Bangladesh: Enforced Disappearances Amount to Crimes Against Humanity

© Zakir Hossain Chowdhury/NurPhoto

(Paris) A new report from FIDH establishes that enforced disappearances in Bangladesh constitute crimes against humanity, and calls on the international community to take all necessary measures to ensure that the government fulfils the right of victims to truth, justice, and reparation. The report illustrates how Bangladesh’s government has used enforced disappearances to silence members of the political opposition and dissenting voices.

Based on 30 interviews with victims of enforced disappearances that occurred between 2012 and 2017, their family members, eyewitnesses, and information from other civil society organisations, the report, “Vanished Without a Trace: The Enforced Disappearance of Opposition and Dissent in Bangladesh,” details how State actors, including military and police, worked in tandem to make people disappear. Some returned home, alive but silenced. Some were found dead, supposedly killed in crossfire. Others never came back.

There is a clear pattern of Bangladeshi authorities using enforced disappearances to silence political dissidents, especially since 2011, the report found. Documented cases of enforced disappearance in Bangladesh share key features and modus operandi, strongly suggesting that they are part of a concerted strategy executed by State actors. Far from being spontaneous and arbitrary acts, these attacks are systematic and amount to a State policy. This, combined with the fact that most of the victims were targeted on political grounds, qualifies these acts as a crime against humanity.

“FIDH condemns enforced disappearances in Bangladesh, which are part of an ongoing strategy of State-sponsored violence to suppress political opposition and dissent in the country. The international community must recognize the seriousness of these crimes and intensify efforts to press the government of Bangladesh to put an end to them, surface the disappeared, and ensure victims obtain, truth, justice and reparation for the harm they suffered.”

Debbie Stothard, FIDH Secretary-General and ALTSEAN-Burma Coordinator

FIDH’s findings are consistent with those of local civil society groups, which have documented more than 500 cases of enforced disappearances over the past decade. There has been a marked increase in cases of enforced disappearances leading up to, and following, general elections in 2014 and 2018, with a noticeable exacerbation in the framework of Bangladesh’s anti-terrorism policy. Enforced disappearances often occur in conjunction with other human rights violations, including extrajudicial killings, arbitrary detention, and torture.

Many of the victims, almost all of whom were men, were active in political parties that opposed the ruling Awami League party. Non-partisan critical voices, intellectual figures, academics, and journalists were also among those subjected to enforced disappearance.

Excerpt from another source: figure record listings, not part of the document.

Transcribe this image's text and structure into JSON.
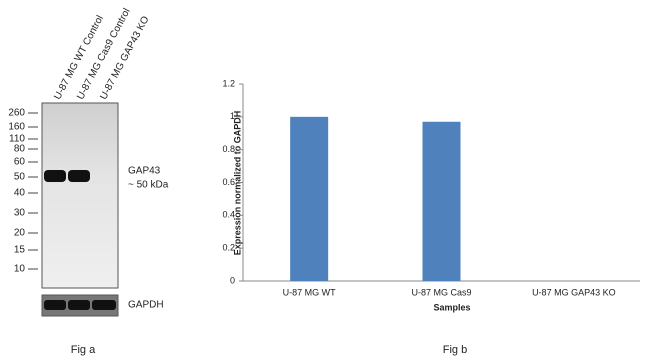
{
  "figure_a": {
    "lanes": [
      "U-87 MG WT Control",
      "U-87 MG Cas9 Control",
      "U-87 MG GAP43 KO"
    ],
    "markers": [
      260,
      160,
      110,
      80,
      60,
      50,
      40,
      30,
      20,
      15,
      10
    ],
    "band_label": "GAP43",
    "band_size": "~ 50 kDa",
    "loading_control": "GAPDH",
    "caption": "Fig a"
  },
  "chart_data": {
    "type": "bar",
    "caption": "Fig b",
    "categories": [
      "U-87 MG WT",
      "U-87 MG Cas9",
      "U-87 MG GAP43 KO"
    ],
    "values": [
      1,
      0.97,
      0
    ],
    "color": "#4f81bd",
    "ylim": [
      0,
      1.2
    ],
    "yticks": [
      0,
      0.2,
      0.4,
      0.6,
      0.8,
      1,
      1.2
    ],
    "y_label": "Expression  normalized to GAPDH",
    "x_label": "Samples",
    "grid": false
  }
}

Indirect victims who were left behind also suffered. According to testimonies gathered by FIDH, the family members of those who disappeared faced harassment by local authorities, trauma, and a general climate of fear. Relatives were often terrified by the potential consequences of seeking information about their loved ones’ fate or whereabouts. When they did take these risky steps, authorities were not cooperative, with law enforcement agencies and the judiciary taking no action to investigate these cases.

The Bangladeshi government has intentionally refused to take steps to determine the fate or whereabouts of victims of enforced disappearances, condemn these crimes, and conduct investigations and prosecutions. Authorities at the highest levels of government have denied the existence of enforced disappearances in Bangladesh. Family members, however, are sure that the government is behind the disappearances. As one victim’s father told FIDH:

“The government has disappeared many people for the purpose of being in power. But they are still in power, their purpose has been fulfilled, so why are they still hiding our son? Why are they not releasing him? Our lives are being destroyed by this.”